Prisoners Defenders hopes that Cuba understands that the best way out of this situation, and that of all political prisoners on its list (129 on February 1, 2020), is to conduct an audit of the cases, as the United Nations has done to these cases and, in an act of judicial rectification, agrees the absolution of the inmates, as well as the compensation of the damages that have been caused to them with all processes. Such gestures would allow us to believe that there are in Cuba officers os the State who want to get out of a human rights situation on the island, created by the State Security -the regime- that, if it continues, will only bring more misery and isolation to the Government of Cuba.

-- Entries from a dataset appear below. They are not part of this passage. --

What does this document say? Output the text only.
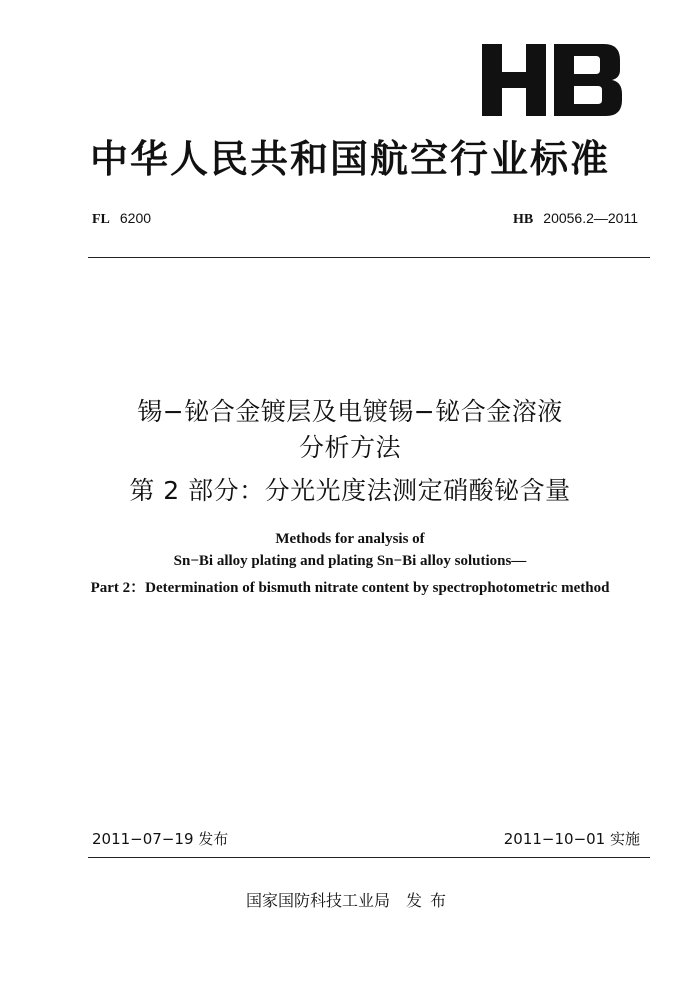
中华人民共和国航空行业标准
FL 6200	HB 20056.2—2011
锡−铋合金镀层及电镀锡−铋合金溶液
分析方法
第 2 部分：分光光度法测定硝酸铋含量
Methods for analysis of
Sn−Bi alloy plating and plating Sn−Bi alloy solutions—
Part 2：Determination of bismuth nitrate content by spectrophotometric method
2011−07−19 发布	2011−10−01 实施
国家国防科技工业局 发布
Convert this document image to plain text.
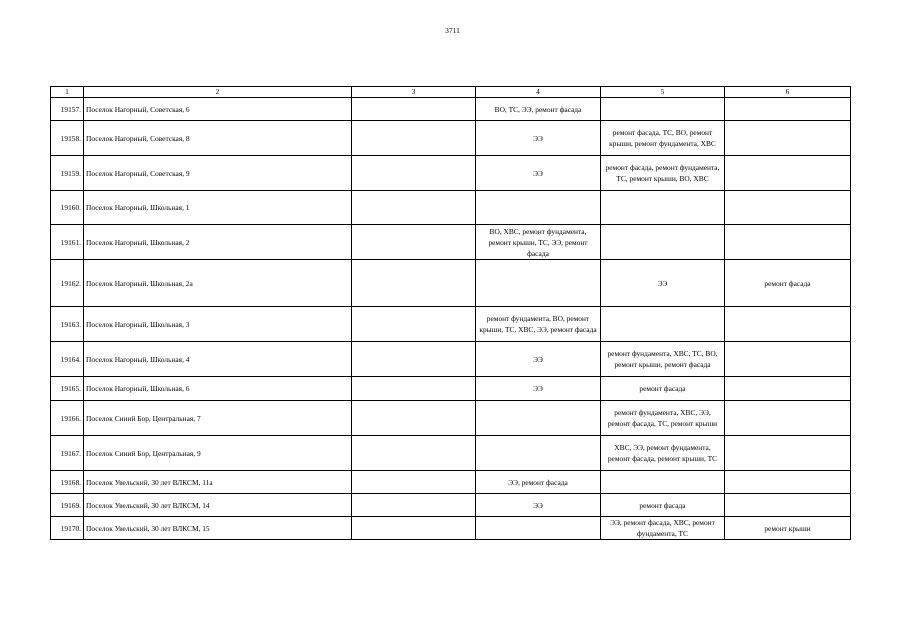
3711
1	2	3	4	5	6
19157.	Поселок Нагорный, Советская, 6		ВО, ТС, ЭЭ, ремонт фасада		
19158.	Поселок Нагорный, Советская, 8		ЭЭ	ремонт фасада, ТС, ВО, ремонт крыши, ремонт фундамента, ХВС	
19159.	Поселок Нагорный, Советская, 9		ЭЭ	ремонт фасада, ремонт фундамента, ТС, ремонт крыши, ВО, ХВС	
19160.	Поселок Нагорный, Школьная, 1				
19161.	Поселок Нагорный, Школьная, 2		ВО, ХВС, ремонт фундамента, ремонт крыши, ТС, ЭЭ, ремонт фасада		
19162.	Поселок Нагорный, Школьная, 2а			ЭЭ	ремонт фасада
19163.	Поселок Нагорный, Школьная, 3		ремонт фундамента, ВО, ремонт крыши, ТС, ХВС, ЭЭ, ремонт фасада		
19164.	Поселок Нагорный, Школьная, 4		ЭЭ	ремонт фундамента, ХВС, ТС, ВО, ремонт крыши, ремонт фасада	
19165.	Поселок Нагорный, Школьная, 6		ЭЭ	ремонт фасада	
19166.	Поселок Синий Бор, Центральная, 7			ремонт фундамента, ХВС, ЭЭ, ремонт фасада, ТС, ремонт крыши	
19167.	Поселок Синий Бор, Центральная, 9			ХВС, ЭЭ, ремонт фундамента, ремонт фасада, ремонт крыши, ТС	
19168.	Поселок Увельский, 30 лет ВЛКСМ, 11а		ЭЭ, ремонт фасада		
19169.	Поселок Увельский, 30 лет ВЛКСМ, 14		ЭЭ	ремонт фасада	
19170.	Поселок Увельский, 30 лет ВЛКСМ, 15			ЭЭ, ремонт фасада, ХВС, ремонт фундамента, ТС	ремонт крыши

As for the pre-criminal convictions, like the case of Marbel Mendoza Reyes, it should be remembered that there are more than 8,400 cases in Cuba in prison and more than 2,500 in house sentences (11,000 in total).
It is necessary for Cuba to carry out a process of review of multiple fundamental human rights deficiencies, caused by the State Security’s action on state officials and professional workers, a review that has been requested by Edel González, President of the Judiciary Provincial in Cuba, in a presentation in Madrid.